Ethiopia proved not only to be a land with plenty of food - the fish, especially, was delicious - but also a place with lots of excellent beer. The choice included Amber, Harar, Meta Premium and Dashen, all of which I enjoyed, plus others such as Hakim, Bedele, Garden, Castel and Bati, which I didn't manage to track down.
Ethiopia also produces several kinds of bush beer, a honey wine that is a sort of mead flavoured with local herbs, ordinary red wine and a distilled spirit notable for its ferocity. Places that sell bush beer advertise by hanging a plastic bottle out front and, judging by the number of bottles displayed on the roadside, it's very popular.
I plucked up the courage to try some produced by a young woman who, in exchange for a small payment, agreed to be photographed cooking the big flat pancakes of bread that form the basis of the staple meal, injera.
Delighted by the extra income, she offered anyone interested a cup of her homebrew.
There was a thick layer of vegetable matter floating on the top, which I mostly filtered out with my teeth, and the beer turned out to have a not unpleasant taste that was quite refreshing. I didn't have any unpleasant after-effects from drinking it, but others did so I decided once was probably enough.
The honey wine I developed a bit of a taste for, after drinking flasks of it in two traditional music clubs in the ancient capitals of Gondar and Lalibela. It had an interesting sweet-and-sour taste and, as you could choose the alcoholic strength you preferred, was a fairly safe choice.
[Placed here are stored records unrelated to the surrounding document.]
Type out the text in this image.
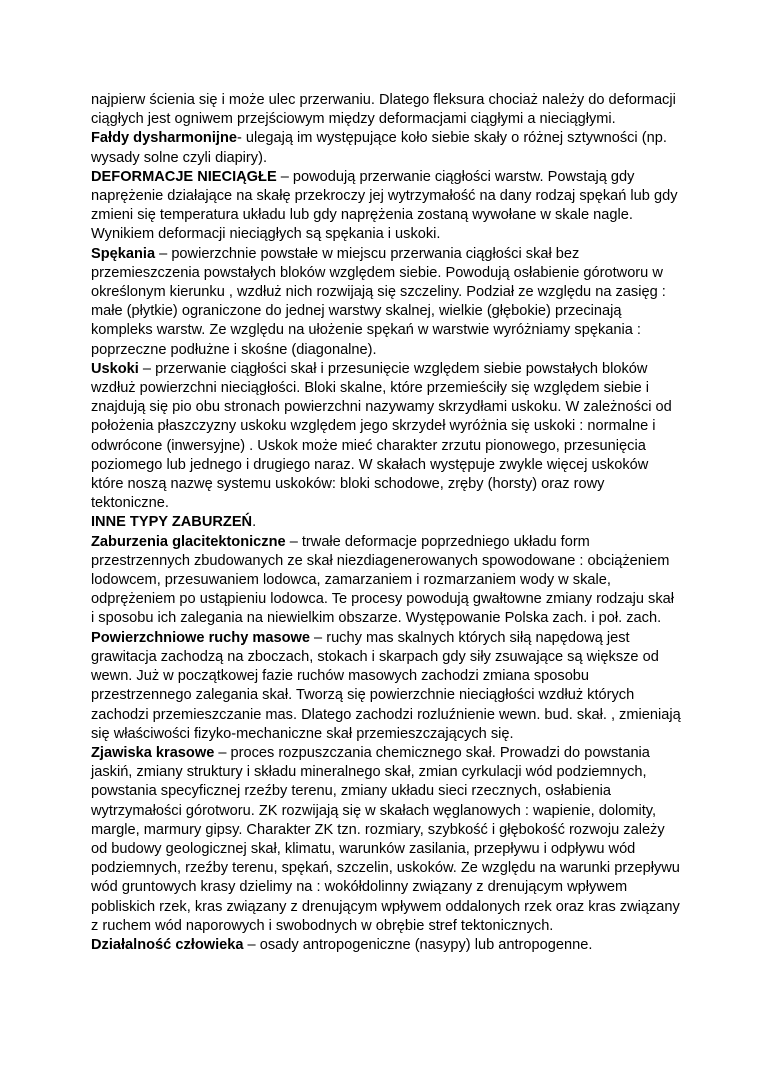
najpierw ścienia się i może ulec przerwaniu. Dlatego fleksura chociaż należy do deformacji ciągłych jest ogniwem przejściowym między deformacjami ciągłymi a nieciągłymi.

Fałdy dysharmonijne- ulegają im występujące koło siebie skały o różnej sztywności (np. wysady solne czyli diapiry).

DEFORMACJE NIECIĄGŁE – powodują przerwanie ciągłości warstw. Powstają gdy naprężenie działające na skałę przekroczy jej wytrzymałość na dany rodzaj spękań lub gdy zmieni się temperatura układu lub gdy naprężenia zostaną wywołane w skale nagle. Wynikiem deformacji nieciągłych są spękania i uskoki.

Spękania – powierzchnie powstałe w miejscu przerwania ciągłości skał bez przemieszczenia powstałych bloków względem siebie. Powodują osłabienie górotworu w określonym kierunku , wzdłuż nich rozwijają się szczeliny. Podział ze względu na zasięg : małe (płytkie) ograniczone do jednej warstwy skalnej, wielkie (głębokie) przecinają kompleks warstw. Ze względu na ułożenie spękań w warstwie wyróżniamy spękania : poprzeczne podłużne i skośne (diagonalne).

Uskoki – przerwanie ciągłości skał i przesunięcie względem siebie powstałych bloków wzdłuż powierzchni nieciągłości. Bloki skalne, które przemieściły się względem siebie i znajdują się pio obu stronach powierzchni nazywamy skrzydłami uskoku. W zależności od położenia płaszczyzny uskoku względem jego skrzydeł wyróżnia się uskoki : normalne i odwrócone (inwersyjne) . Uskok może mieć charakter zrzutu pionowego, przesunięcia poziomego lub jednego i drugiego naraz. W skałach występuje zwykle więcej uskoków które noszą nazwę systemu uskoków: bloki schodowe, zręby (horsty) oraz rowy tektoniczne.

INNE TYPY ZABURZEŃ.

Zaburzenia glacitektoniczne – trwałe deformacje poprzedniego układu form przestrzennych zbudowanych ze skał niezdiagenerowanych spowodowane : obciążeniem lodowcem, przesuwaniem lodowca, zamarzaniem i rozmarzaniem wody w skale, odprężeniem po ustąpieniu lodowca. Te procesy powodują gwałtowne zmiany rodzaju skał i sposobu ich zalegania na niewielkim obszarze. Występowanie Polska zach. i poł. zach.

Powierzchniowe ruchy masowe – ruchy mas skalnych których siłą napędową jest grawitacja zachodzą na zboczach, stokach i skarpach gdy siły zsuwające są większe od wewn. Już w początkowej fazie ruchów masowych zachodzi zmiana sposobu przestrzennego zalegania skał. Tworzą się powierzchnie nieciągłości wzdłuż których zachodzi przemieszczanie mas. Dlatego zachodzi rozluźnienie wewn. bud. skał. , zmieniają się właściwości fizyko-mechaniczne skał przemieszczających się.

Zjawiska krasowe – proces rozpuszczania chemicznego skał. Prowadzi do powstania jaskiń, zmiany struktury i składu mineralnego skał, zmian cyrkulacji wód podziemnych, powstania specyficznej rzeźby terenu, zmiany układu sieci rzecznych, osłabienia wytrzymałości górotworu. ZK rozwijają się w skałach węglanowych : wapienie, dolomity, margle, marmury gipsy. Charakter ZK tzn. rozmiary, szybkość i głębokość rozwoju zależy od budowy geologicznej skał, klimatu, warunków zasilania, przepływu i odpływu wód podziemnych, rzeźby terenu, spękań, szczelin, uskoków. Ze względu na warunki przepływu wód gruntowych krasy dzielimy na : wokółdolinny związany z drenującym wpływem pobliskich rzek, kras związany z drenującym wpływem oddalonych rzek oraz kras związany z ruchem wód naporowych i swobodnych w obrębie stref tektonicznych.

Działalność człowieka – osady antropogeniczne (nasypy) lub antropogenne.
It also helped a great deal if you wanted to join in the extraordinary Ethiopian dancing. Indeed, after watching my display in the club in Lalibela, the in-house singer was moved to compose a verse to the effect that I must have Lalibela blood because I danced like a local. I don't think it was my blood that provided the inspiration.
The red wine I tried was, I'm sorry to say, terrible. One bottle was so bad that the first person to sip actually spat it out. Others, myself included, could not restrain expletives.
I sunk a couple of shots of home-distilled spirit, of which the best was produced from a small copper still sitting over an open fire, operated by an amiable woman in a village of the Ari tribe. It was basically firewater with an intriguing underlying taste.
Unsurprisingly then, beer was the drink of choice to wash the thick Ethiopian dust from parched throats. And St George Lager was the most popular.